# Seat Leon Footwell Leak



## unkletom (Jan 5, 2007)

Folks,
I have had a foul smell in my Leon 2002 which turned out to be damp carpets. IMG SEAT Warrington told me the leak is being caused by faulty membranes in the doors and it would cost me more than £500 to fix it and to dry the carpet. They said it was a common problem with the Leons.
£500 to fix a problem that SEAT have been aware of for some time and really is a manufaturing fault??? SEAT also stated they will not contribute to this cost!!!
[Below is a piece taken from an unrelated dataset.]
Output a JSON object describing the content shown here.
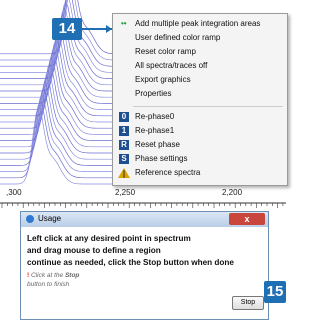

Has anyone had similar problems? 
Before I spend a lot of dosh on this, I'd like to take a closer look at these membranes. Stupid question, but has anyone got guide for taking off the inside door panels without too much hassle? (sorry, I'm a complete novice). There seem to be no screws in the back door panels.
Many thanks,
Tom


----------



## webbhead (Sep 7, 2005)

*Re: Seat Leon Footwell Leak (unkletom)*

check out http://www.seatcupra.net - there are lots of links relating to this problem and how to fix it










_Modified by webbhead at 2:24 PM 1-5-2007_


----------



## maxximum (May 31, 2003)

*Re: Seat Leon Footwell Leak (webbhead)*

lol what an idots
just remove ur doorcards
unsrew ur metal plate putt some silicone glue between it and hop thats a job


----------



## hannahlight (May 14, 2007)

*Re: Seat Leon Footwell Leak (unkletom)*

Hi,
I've got the same problem. It's been going on ages and I just can't find out where it's coming from. I pulled up the carpet and found a pool of water which just won't dry out.
I've been told the same thing. Have you had any success with yours?
It's probably linked to the fact that whenever I open the doors after it's been raining I get a gush of water on my feet from the ledge of the door.....
It's driving me mad!
Please let me know how you've fixed it.....Cheers
H


----------



## atarier (Apr 23, 2007)

*Re: Seat Leon Footwell Leak (hannahlight)*

SEAT stands for *Siempre Estaras Apretando Tornillos*, whichs means *You Always will be Thighten Screws*


----------